— Ницше, Бланшо и Батай дали мне возможность освободиться от тех авторов, что определяли мое университетское образование в начале пятидесятых годов: от Гегеля и феноменологов. Заниматься философией тогда, как, впрочем, и сегодня, означало, в основном, заниматься историей философии; занятия философией ограничивались, с одной стороны, изучением теории систем Гегеля, а с другой — философии субъекта в виде феноменологии и экзистенциализма. По существу, преобладал Гегель. В некотором роде речь шла о недавнем для Франции открытии Гегеля под влиянием работ Жана Валя и наставлений Ипполита. Это было гегельянство, сильно пропитанное феноменологией и экзистенциализмом и сконцентрированное на теме несчастного сознания. И это было на самом деле лучшее из того, что французские университеты могли предложить в качестве формы для по мере возможности полного понимания современного мира, только что вышедшего из трагических переживаний Второй мировой войны и грандиозных предшествовавших ей переворотов: русской революции, фашизма и т. д. Если гегельянство представлялось способом рационального осмысления всего трагического, что было пережито поколением, непосредственно предшествовавшим нашему и что еще продолжало нам угрожать, то за пределами университета на пике популярности находился Сартр со своей философией субъекта. Располагаясь на скрещении университетской философской традиции и феноменологии, Мерло-Понти развивал экзистенциалистский дискурс в более узкой области: умопостигаемости мира и реального. Именно на таком интеллектуальном фоне и сформировался мой выбор: с одной стороны, в отличие от моих преподавателей, не заниматься историей философии, а с другой — искать нечто совершенно отличное от экзистенциализма: таким стало прочтение Батая и Бланшо и, под влиянием их работ, Ницше. Что они значили для меня?

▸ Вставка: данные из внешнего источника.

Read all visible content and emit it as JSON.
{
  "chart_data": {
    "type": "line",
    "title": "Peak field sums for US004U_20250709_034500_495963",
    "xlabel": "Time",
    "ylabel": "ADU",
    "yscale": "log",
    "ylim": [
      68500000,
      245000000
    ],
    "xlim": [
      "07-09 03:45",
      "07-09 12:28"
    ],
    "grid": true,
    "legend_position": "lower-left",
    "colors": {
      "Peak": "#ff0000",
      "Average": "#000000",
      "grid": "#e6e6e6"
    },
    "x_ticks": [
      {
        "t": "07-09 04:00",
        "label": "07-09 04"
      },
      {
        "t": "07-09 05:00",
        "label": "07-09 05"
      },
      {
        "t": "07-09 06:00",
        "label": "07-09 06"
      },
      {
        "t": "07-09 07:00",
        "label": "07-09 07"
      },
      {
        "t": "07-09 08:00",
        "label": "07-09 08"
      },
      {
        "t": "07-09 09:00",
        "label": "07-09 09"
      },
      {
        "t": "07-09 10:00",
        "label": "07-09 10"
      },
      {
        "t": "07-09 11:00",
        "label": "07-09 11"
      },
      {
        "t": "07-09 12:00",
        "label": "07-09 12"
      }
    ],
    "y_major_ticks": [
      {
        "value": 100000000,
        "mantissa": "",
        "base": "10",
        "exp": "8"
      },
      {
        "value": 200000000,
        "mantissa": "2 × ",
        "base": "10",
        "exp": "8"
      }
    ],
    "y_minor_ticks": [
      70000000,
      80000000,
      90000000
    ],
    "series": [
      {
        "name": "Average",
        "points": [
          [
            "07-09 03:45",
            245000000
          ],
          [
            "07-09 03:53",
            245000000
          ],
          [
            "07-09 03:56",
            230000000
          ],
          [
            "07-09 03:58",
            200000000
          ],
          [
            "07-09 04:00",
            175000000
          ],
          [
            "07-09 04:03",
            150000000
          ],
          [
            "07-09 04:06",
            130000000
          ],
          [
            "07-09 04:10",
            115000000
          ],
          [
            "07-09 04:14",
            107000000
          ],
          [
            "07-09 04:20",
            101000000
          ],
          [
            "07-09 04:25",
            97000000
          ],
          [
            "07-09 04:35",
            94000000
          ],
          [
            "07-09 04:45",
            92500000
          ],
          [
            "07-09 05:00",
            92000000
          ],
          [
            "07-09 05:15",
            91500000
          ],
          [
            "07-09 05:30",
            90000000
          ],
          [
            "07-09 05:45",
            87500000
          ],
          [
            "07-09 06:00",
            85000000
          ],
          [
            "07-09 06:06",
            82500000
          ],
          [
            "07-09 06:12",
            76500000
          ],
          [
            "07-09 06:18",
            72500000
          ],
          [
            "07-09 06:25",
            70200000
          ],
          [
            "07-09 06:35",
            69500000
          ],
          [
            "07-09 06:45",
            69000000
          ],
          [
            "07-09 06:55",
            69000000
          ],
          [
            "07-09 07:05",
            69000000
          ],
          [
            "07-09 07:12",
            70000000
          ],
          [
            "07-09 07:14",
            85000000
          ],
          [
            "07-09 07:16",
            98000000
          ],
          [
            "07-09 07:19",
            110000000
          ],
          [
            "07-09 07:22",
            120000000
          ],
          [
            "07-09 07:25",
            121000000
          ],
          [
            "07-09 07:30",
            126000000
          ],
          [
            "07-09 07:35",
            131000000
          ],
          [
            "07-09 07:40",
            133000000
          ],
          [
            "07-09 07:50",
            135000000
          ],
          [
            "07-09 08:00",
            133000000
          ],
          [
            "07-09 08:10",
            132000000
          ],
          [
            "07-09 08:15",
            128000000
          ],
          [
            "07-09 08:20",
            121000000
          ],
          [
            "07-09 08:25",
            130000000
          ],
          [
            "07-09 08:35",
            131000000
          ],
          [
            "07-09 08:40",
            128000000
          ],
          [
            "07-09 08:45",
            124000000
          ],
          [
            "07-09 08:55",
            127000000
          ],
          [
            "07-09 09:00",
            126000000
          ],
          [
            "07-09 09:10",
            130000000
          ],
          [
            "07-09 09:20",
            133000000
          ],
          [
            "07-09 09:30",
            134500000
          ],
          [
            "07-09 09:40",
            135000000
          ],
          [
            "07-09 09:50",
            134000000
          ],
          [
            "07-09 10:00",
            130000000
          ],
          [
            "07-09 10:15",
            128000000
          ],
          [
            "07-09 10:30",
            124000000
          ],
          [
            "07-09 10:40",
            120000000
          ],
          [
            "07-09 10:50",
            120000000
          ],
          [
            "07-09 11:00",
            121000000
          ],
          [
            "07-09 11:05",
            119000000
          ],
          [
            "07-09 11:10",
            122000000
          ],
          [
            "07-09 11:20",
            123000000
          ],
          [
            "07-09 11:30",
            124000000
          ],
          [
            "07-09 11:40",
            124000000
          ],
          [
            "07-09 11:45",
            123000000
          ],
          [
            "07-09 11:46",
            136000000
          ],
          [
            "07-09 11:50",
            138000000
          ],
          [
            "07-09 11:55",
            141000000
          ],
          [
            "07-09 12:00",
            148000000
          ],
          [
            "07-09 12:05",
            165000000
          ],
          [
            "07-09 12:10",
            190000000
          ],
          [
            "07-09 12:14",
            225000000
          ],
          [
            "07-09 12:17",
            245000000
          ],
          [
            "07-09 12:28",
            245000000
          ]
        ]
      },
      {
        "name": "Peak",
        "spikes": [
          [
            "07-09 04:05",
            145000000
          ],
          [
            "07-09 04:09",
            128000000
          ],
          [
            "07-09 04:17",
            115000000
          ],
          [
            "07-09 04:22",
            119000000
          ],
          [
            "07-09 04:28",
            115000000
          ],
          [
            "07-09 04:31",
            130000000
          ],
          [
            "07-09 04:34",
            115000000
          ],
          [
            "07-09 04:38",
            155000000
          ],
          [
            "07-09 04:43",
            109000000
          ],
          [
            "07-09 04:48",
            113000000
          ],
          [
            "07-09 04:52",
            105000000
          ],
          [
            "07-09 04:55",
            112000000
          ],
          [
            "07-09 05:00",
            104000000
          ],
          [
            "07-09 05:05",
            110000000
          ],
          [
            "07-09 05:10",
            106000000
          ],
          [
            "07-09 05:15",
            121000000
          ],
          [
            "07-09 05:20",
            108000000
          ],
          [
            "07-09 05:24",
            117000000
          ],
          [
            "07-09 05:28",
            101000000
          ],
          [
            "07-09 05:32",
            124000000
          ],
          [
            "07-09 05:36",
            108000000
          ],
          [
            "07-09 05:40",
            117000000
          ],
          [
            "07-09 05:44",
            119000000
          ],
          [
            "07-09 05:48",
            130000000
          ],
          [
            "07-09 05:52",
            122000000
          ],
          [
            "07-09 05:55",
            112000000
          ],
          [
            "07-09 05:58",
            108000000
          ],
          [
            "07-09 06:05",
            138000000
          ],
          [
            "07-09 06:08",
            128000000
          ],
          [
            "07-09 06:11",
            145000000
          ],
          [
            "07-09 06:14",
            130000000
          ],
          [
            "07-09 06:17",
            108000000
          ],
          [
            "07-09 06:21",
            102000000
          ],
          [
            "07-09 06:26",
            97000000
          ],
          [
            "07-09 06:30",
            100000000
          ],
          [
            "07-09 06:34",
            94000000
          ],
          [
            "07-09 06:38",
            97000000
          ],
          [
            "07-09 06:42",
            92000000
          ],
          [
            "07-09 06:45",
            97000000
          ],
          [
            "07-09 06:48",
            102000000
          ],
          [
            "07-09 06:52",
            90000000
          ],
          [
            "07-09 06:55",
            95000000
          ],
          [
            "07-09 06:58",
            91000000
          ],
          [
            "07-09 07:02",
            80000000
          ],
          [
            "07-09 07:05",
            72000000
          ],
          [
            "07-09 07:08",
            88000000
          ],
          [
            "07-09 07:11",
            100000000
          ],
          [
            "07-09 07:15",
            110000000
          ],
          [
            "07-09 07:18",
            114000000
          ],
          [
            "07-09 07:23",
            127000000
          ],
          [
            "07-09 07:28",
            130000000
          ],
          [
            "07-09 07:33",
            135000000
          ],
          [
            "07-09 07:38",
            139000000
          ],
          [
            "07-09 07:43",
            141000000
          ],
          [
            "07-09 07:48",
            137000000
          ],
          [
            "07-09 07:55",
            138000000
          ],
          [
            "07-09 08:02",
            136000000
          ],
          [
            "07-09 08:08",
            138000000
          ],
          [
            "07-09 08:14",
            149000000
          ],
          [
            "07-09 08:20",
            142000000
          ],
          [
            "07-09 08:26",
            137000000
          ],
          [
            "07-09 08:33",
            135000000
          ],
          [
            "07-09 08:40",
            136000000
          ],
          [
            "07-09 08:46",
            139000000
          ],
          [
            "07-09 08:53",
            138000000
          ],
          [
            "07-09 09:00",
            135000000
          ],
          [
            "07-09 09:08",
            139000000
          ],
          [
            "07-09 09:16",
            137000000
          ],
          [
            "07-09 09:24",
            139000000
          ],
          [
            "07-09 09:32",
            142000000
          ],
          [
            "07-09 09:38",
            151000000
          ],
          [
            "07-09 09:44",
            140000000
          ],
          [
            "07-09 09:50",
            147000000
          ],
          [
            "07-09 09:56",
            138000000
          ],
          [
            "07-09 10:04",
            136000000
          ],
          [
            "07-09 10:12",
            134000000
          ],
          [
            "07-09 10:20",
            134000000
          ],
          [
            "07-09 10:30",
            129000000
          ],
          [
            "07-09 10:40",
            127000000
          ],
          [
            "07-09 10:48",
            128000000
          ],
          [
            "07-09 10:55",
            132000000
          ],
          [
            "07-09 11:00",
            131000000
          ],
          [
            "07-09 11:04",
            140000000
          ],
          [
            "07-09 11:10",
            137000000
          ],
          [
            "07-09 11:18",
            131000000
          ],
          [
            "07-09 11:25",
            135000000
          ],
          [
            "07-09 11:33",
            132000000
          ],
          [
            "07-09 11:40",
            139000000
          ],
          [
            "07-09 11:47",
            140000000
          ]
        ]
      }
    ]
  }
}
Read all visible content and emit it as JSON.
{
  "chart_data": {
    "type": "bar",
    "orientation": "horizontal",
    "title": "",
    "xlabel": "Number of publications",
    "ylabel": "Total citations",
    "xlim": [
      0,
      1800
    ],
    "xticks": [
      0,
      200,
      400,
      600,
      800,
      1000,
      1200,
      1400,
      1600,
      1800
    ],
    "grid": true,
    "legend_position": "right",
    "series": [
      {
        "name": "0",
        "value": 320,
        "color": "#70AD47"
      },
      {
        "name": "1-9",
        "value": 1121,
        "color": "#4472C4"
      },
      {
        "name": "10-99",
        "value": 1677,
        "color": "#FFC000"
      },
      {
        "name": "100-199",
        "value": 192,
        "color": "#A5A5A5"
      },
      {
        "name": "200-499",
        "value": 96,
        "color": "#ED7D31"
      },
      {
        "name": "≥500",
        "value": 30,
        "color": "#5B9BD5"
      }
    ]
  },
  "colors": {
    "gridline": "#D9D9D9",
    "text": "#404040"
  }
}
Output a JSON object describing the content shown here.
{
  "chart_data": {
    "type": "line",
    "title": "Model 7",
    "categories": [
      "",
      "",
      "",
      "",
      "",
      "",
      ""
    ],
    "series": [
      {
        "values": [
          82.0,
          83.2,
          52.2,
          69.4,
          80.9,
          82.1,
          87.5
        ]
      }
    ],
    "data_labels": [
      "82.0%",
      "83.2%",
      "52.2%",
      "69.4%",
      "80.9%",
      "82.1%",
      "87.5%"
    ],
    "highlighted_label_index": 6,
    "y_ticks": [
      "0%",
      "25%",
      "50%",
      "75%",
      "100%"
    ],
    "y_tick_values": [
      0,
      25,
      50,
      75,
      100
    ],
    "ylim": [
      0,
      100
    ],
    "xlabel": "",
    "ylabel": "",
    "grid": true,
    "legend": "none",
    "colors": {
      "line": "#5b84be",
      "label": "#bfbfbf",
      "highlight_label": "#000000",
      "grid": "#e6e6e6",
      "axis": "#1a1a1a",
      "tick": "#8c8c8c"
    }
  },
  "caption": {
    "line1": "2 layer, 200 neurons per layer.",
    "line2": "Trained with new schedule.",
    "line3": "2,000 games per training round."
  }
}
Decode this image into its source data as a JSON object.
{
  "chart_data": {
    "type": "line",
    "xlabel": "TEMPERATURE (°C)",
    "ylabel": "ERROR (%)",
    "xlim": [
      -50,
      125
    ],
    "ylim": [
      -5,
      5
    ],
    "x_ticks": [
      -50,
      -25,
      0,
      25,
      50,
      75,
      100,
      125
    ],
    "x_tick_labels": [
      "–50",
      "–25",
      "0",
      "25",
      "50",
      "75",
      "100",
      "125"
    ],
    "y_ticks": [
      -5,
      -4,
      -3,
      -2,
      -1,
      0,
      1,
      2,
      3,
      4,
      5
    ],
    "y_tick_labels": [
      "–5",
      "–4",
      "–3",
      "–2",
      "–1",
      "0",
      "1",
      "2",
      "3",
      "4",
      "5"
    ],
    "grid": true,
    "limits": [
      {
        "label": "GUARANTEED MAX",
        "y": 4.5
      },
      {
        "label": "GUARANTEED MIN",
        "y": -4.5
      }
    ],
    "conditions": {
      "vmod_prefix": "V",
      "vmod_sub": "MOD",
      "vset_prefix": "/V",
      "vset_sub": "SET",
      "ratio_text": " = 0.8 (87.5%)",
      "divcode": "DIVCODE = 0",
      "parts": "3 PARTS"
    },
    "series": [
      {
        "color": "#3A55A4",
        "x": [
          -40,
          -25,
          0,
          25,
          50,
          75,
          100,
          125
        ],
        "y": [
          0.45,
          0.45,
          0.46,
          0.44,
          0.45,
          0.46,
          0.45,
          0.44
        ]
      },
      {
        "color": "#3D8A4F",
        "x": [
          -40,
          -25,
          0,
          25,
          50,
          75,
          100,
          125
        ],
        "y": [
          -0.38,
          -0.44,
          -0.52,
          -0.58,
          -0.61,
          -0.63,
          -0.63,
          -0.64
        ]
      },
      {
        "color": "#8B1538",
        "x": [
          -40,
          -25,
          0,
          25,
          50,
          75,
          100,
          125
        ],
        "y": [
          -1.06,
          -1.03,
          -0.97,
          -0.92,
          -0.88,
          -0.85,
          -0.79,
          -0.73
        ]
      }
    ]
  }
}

Прежде всего приглашение поставить под сомнение категорию «субъекта», его превосходство, его основополагающее значение. Затем убежденность в том, что подобная операция не будет иметь никакого смысла, если она ограничится одними размышлениями; поставить субъект под сомнение означало испробовать нечто такое, что ведет к реальному разрушению субъекта, к его распаду, подрыву, к его обращению в нечто совершенно отличное.
—
— Для меня политика предоставляла возможность получить опыт в духе Ницше или Батая. Для того, кому исполнилось двадцать лет сразу после Второй мировой войны и кто не был охвачен моралью войны, что могла представлять собой политика, если речь шла о выборе между Америкой Трумэна и СССР Сталина? Между дряхлым SFIO2
и христианской демократией? Быть буржуазным интеллектуалом, профессором, журналистом, писателем или кем-то еще в подобном мире было невыносимо. Опыт войны продемонстрировал нам необходимость и настоятельную потребность в обществе, радикально отличном от того, где мы жили. От того общества, которое допустило нацизм, склонилось перед ним, а затем полностью перешло на сторону де Голля. Реакцией большей части французской молодежи на все это было абсолютное отвращение. Хотелось обрести мир и общество не просто иные, но в которых мы сами стали бы другими; хотелось быть совершенно другим в совершенно ином мире. Поэтому гегельянство, преподаваемое нам в университете, с его моделью непрерывной умопостигаемости истории не было в состоянии удовлетворить нас, как, впрочем, и феноменология с экзистенциализмом, придерживающиеся примата субъекта и его основополагающей ценности. Тогда как, напротив, ницшеанская тема «разрывов», «сверхчеловека», совершенно отличного от человека, и далее у Батая — тема «пограничных переживаний», с помощью которых субъект выходит за пределы самого себя, разлагает самого себя как субъекта у пределов собственной невозможности, — такой основополагающей ценностью для нас обладали. Для меня это означало своего рода лазейку между гегельянством и философской самотождественностью субъекта.